Tags: News, Arctic ice, Arctic sea, Climate change, World, Environment
May 21, 2013 14:40
Reductions in Arctic sea ice levels have a greater effect on patterns of atmospheric circulation beyond the Arctic than previously thought. New research in the International Journal of Climatology indicates implications far beyond the Arctic leading to a weaker jet stream and less storminess in the mid-latitudes.
The jet stream consists of ribbons of very strong winds which move weather systems around the globe. Jet streams are found 9-16 km above the surface of the Earth.
The new data
Scientists ran two 30-year simulations, one using climate data on the Arctic sea ice for the end of the 20th century and the other using observed sea ice extent from 2007.
The experiments showed that the atmospheric response to increased open water in the Arctic was signiﬁcant.

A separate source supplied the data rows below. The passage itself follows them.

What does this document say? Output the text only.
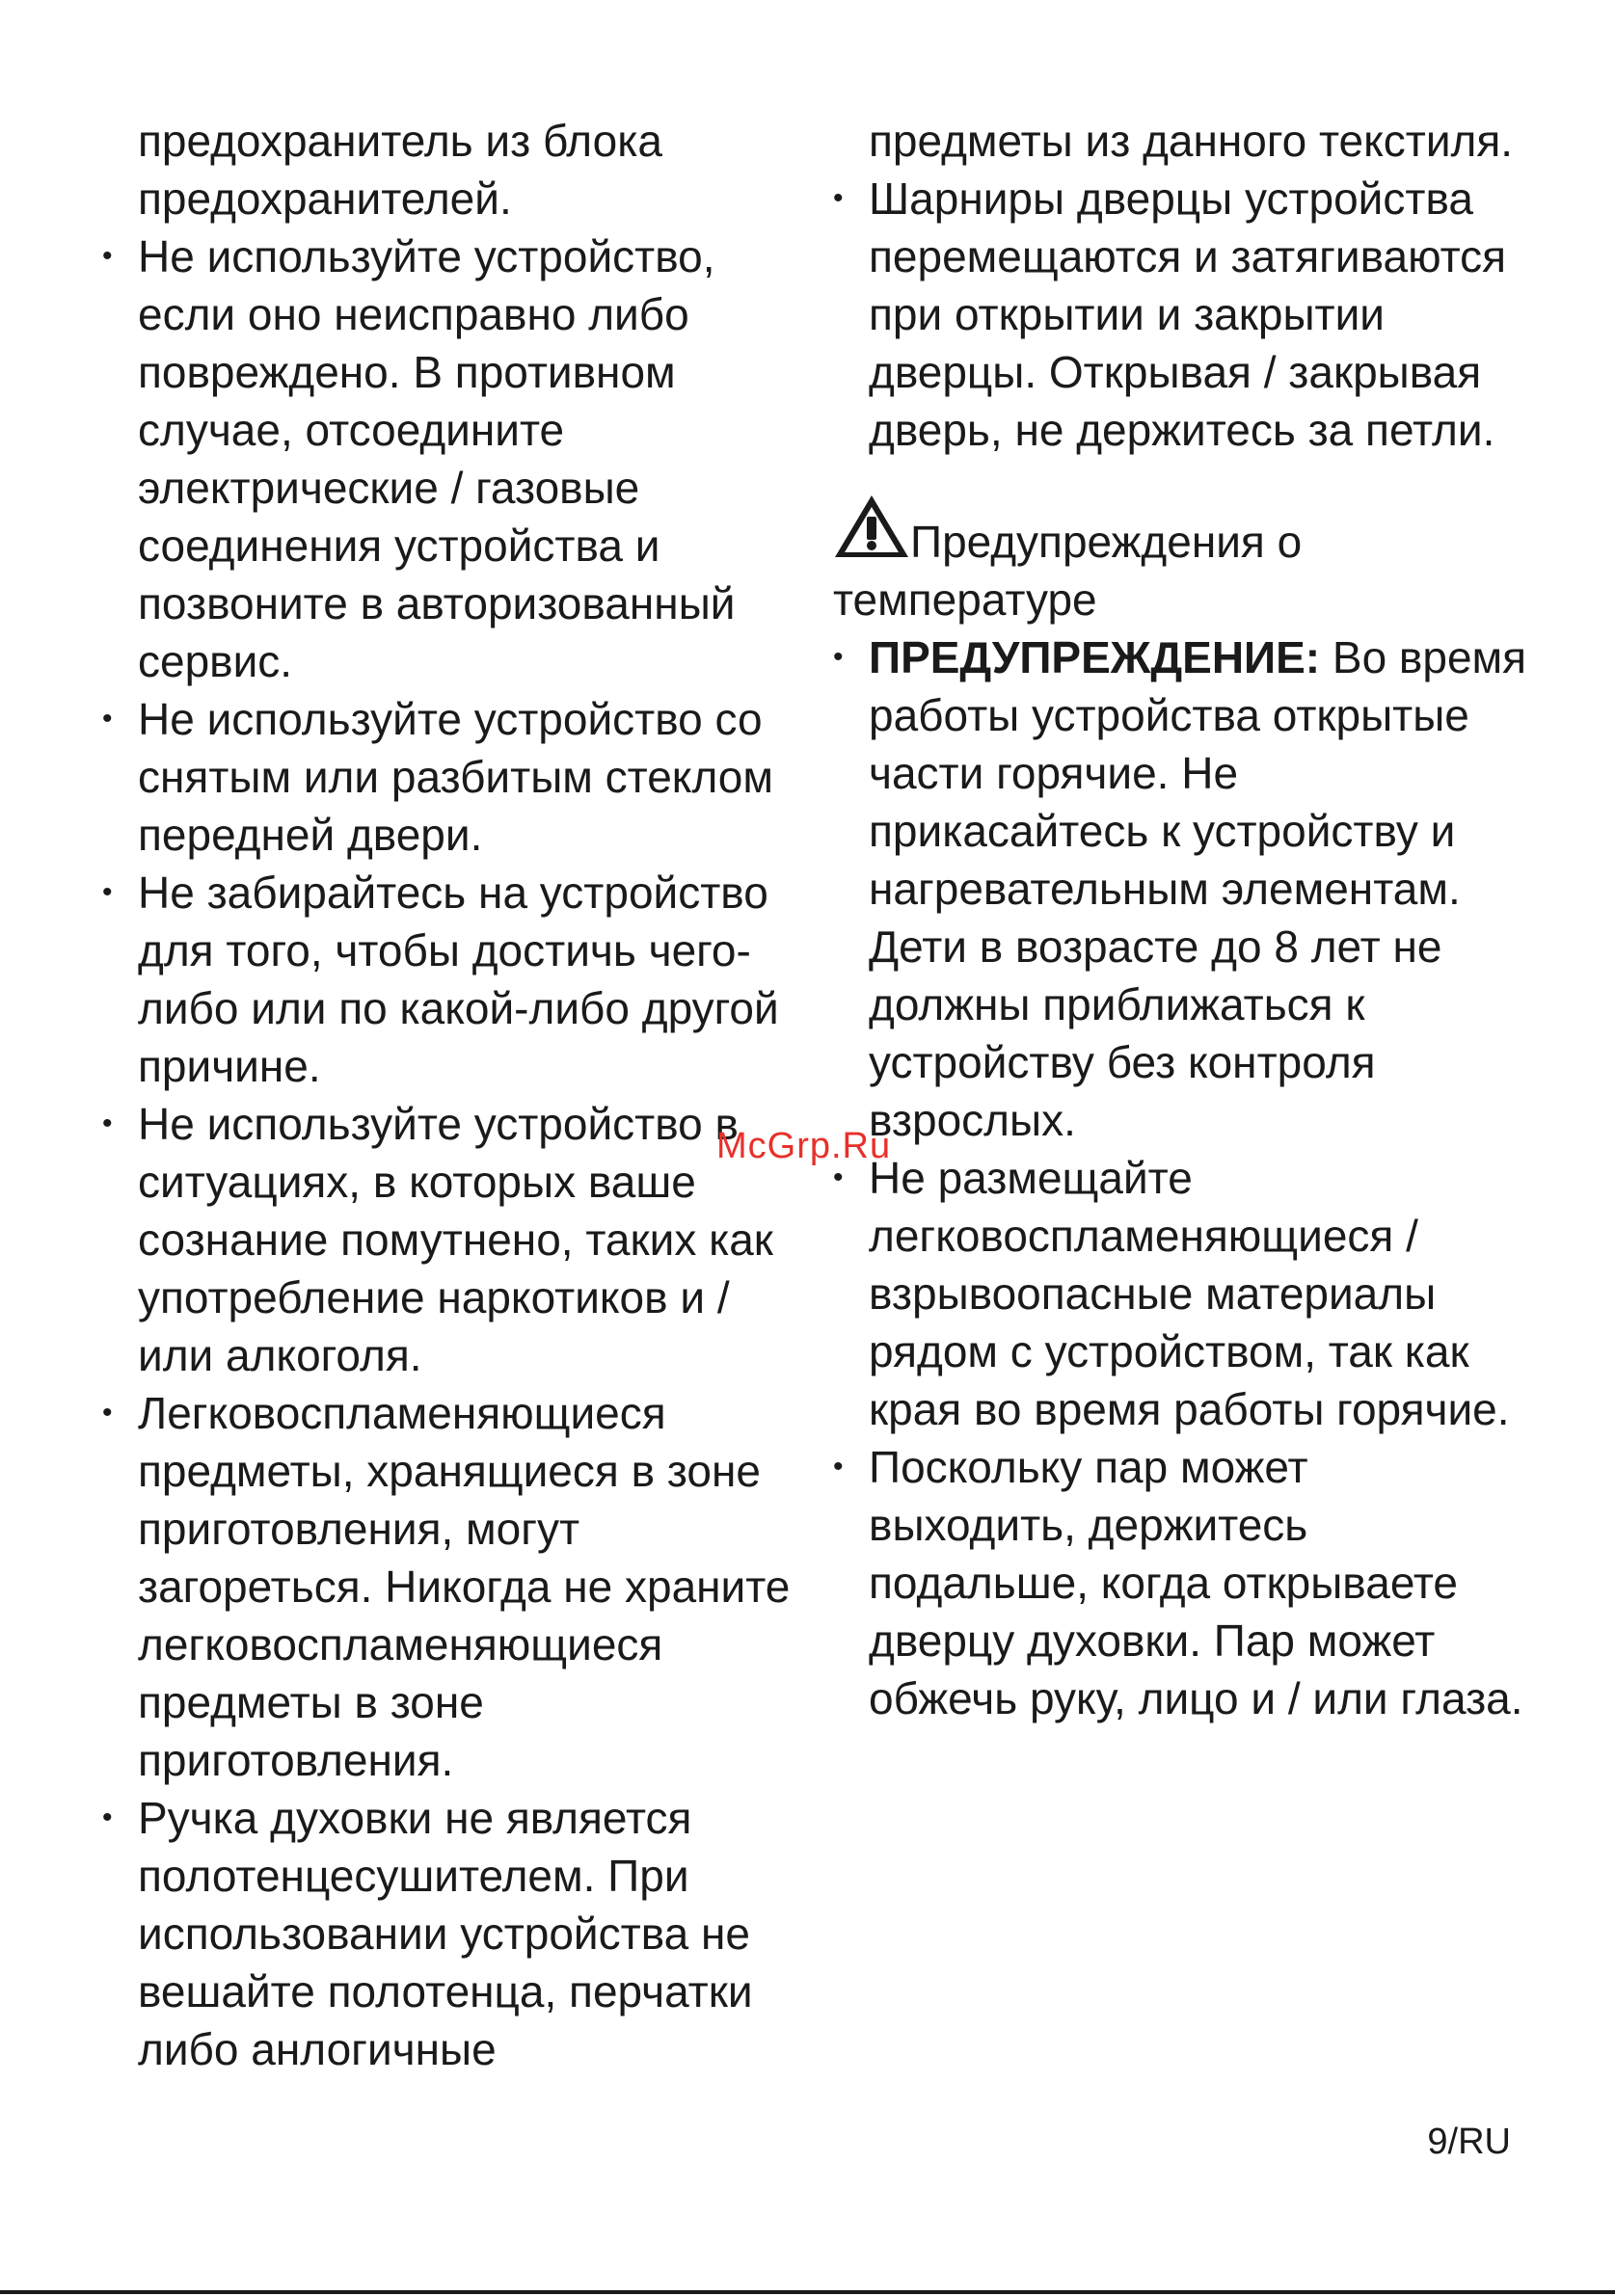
предохранитель из блока предохранителей.

• Не используйте устройство, если оно неисправно либо повреждено. В противном случае, отсоедините электрические / газовые соединения устройства и позвоните в авторизованный сервис.
• Не используйте устройство со снятым или разбитым стеклом передней двери.
• Не забирайтесь на устройство для того, чтобы достичь чего-либо или по какой-либо другой причине.
• Не используйте устройство в ситуациях, в которых ваше сознание помутнено, таких как употребление наркотиков и / или алкоголя.
• Легковоспламеняющиеся предметы, хранящиеся в зоне приготовления, могут загореться. Никогда не храните легковоспламеняющиеся предметы в зоне приготовления.
• Ручка духовки не является полотенцесушителем. При использовании устройства не вешайте полотенца, перчатки либо анлогичные

предметы из данного текстиля.

• Шарниры дверцы устройства перемещаются и затягиваются при открытии и закрытии дверцы. Открывая / закрывая дверь, не держитесь за петли.
Предупреждения о температуре
• ПРЕДУПРЕЖДЕНИЕ: Во время работы устройства открытые части горячие. Не прикасайтесь к устройству и нагревательным элементам. Дети в возрасте до 8 лет не должны приближаться к устройству без контроля взрослых.
• Не размещайте легковоспламеняющиеся / взрывоопасные материалы рядом с устройством, так как края во время работы горячие.
• Поскольку пар может выходить, держитесь подальше, когда открываете дверцу духовки. Пар может обжечь руку, лицо и / или глаза.
McGrp.Ru
9/RU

The report said: “This atmospheric response could have implications beyond the Arctic such as a decrease in the pole to equator temperature gradient (given the increased temperatures associated with the increase in open water, leading to a weaker jet stream and less storminess in the mid-latitudes.
The jet stream has a significant effect on northern European weather, as well as global air travel, in that it affects headwind and tailwind, and thus journey time.
Circulation differences over the northern hemisphere were most prominent during autumn and winter with lower sea level pressure (SLP) and tropospheric pressure simulated over much of the Arctic for the 2007 sea ice experiment.
In summer, large differences were shown between the observed and simulated sea level pressure.
SLP also suggested that the sea ice conditions in the months preceding and during the summer of 2007 were not responsible for creating an atmospheric circulation pattern which favoured the large observed sea ice loss.
The simulated and observed atmospheric circulation differences during autumn and winter suggest that the forced atmospheric response to reduced sea ice was in part responsible for atmospheric circulation anomalies during autumn and winter.